PS: I hate this bloody countdown too…
Gianluigi Buffon there, the player who feels that the UK didn’t go far enough.
I know there are no words to Spain’s national anthem. But their fans seem to make some noise during it – whatever the Spanish for “lalala” is, presumably. So the team’s stony-faced silence is a bit disappointing. Especially alongside the genuinely stirring Italian two-parter. Italian fans signing this alongside a stirring rendition of Amrhan na Fhiann at Craven Cottage in 2013 is a memory which will live long for me.
Spain’s National Anthem going down like a cup of cold sick at the Stade de France, which makes you wonder just what is in store for England later.
Italian manager Antonio Conte has wielded the axe after the Azzurri’s crushing defeat to a rampant Irish side…wait…what?…oh… Well, despite qualifying for the knock-out stages early, Spain’s displays in France have had more in common with Brazil in 2014 than Euro 2012. I watched Spain/Czech Republic “as live” before they played Turkey and was surprised at how little they created with so much possession and how much the Czechs created with so little.
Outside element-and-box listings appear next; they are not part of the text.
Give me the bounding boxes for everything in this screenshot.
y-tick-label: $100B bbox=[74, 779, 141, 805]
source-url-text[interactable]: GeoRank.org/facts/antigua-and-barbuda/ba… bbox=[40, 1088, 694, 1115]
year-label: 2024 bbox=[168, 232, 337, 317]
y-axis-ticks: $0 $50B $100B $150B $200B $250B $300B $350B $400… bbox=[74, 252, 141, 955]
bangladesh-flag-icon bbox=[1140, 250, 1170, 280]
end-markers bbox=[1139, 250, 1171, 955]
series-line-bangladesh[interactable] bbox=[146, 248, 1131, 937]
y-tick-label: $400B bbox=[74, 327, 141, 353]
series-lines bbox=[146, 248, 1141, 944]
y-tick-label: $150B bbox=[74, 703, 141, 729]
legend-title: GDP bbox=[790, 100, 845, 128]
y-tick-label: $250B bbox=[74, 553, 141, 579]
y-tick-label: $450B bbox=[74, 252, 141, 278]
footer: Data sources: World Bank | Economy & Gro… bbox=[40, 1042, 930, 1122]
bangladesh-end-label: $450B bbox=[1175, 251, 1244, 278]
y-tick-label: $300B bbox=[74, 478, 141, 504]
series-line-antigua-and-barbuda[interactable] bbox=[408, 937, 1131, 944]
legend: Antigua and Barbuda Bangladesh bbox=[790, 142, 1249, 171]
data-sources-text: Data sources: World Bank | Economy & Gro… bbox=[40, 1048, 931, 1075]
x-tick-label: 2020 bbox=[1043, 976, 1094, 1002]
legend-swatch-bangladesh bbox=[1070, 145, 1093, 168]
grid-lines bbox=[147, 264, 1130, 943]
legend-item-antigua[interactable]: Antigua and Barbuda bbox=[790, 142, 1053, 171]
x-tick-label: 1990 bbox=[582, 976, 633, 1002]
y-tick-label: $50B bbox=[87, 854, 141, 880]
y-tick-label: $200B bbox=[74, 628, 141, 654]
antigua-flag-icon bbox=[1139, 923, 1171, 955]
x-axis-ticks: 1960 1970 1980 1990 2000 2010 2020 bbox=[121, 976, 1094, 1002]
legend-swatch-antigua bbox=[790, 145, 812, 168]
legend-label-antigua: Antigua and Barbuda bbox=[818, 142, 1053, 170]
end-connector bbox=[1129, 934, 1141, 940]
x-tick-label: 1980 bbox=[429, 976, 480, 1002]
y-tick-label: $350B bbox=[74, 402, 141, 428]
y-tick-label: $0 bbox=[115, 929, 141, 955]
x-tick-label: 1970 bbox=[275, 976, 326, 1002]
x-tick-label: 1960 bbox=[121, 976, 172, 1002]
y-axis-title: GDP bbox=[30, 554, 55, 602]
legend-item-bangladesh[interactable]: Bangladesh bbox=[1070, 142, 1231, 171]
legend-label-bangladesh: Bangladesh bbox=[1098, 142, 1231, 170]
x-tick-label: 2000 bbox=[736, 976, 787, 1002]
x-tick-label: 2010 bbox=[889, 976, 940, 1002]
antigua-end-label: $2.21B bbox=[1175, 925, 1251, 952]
It didn’t look like the game about which I’d read.
So it isn’t just a deep-seated dislike for the perma-arrogant Sergio Ramos which makes me lean towards Italy this afternoon and their Juventus back line which is the closest in spirit and accomplishment to the old catenaccio (“door-bolt”) defence of Italy/Internazionale in the 60s and 70s. I mean, imagine a defence including Ramos and Portugal’s preposterous Pepe. How hated would THAT team be…oooh…hang on.
Not by much, admittedly, but I’m expecting/dreading more “Croatia/Portugal” than “Hungary/Belgium.”
The bogeyman cometh. Italy and Spain have been tearing strips off of one another for decades, but lately the team from the Iberian peninsula have firmly assumed the upper hand.. Spain summarily destroyed Italy in the 2012 European Championship final, and also beat them on penalties in the quarter final in 2008. In fact, Italy have not beaten Spain in a competitive international for 22 years, since Baggios Dino and Roberto scored the goals in a 2-1 quarter final win at the 1994 World Cup in Boston, MA.
Of course, if Italy do manage to get this particular monkey off their back this afternoon, Germany await the winner. And no team in international football is more of a bugbear than Italy are for the Germans. It’s a congested scene, one riven with possibilities and intrigue. Top hole, what what? Here are the teams for today:
ITALIA Buffon; Barzagli, Bonucci, Chiellini; De Rossi; Florenzi, Parolo, Giaccherini, Di Sciglio; Pelle, Eder.
ESPAÑA De Gea; Juanfran, Pique, Ramos, Jordi Alba; Busquets, Fabregas, Iniesta; Silva, Morata, Nolito.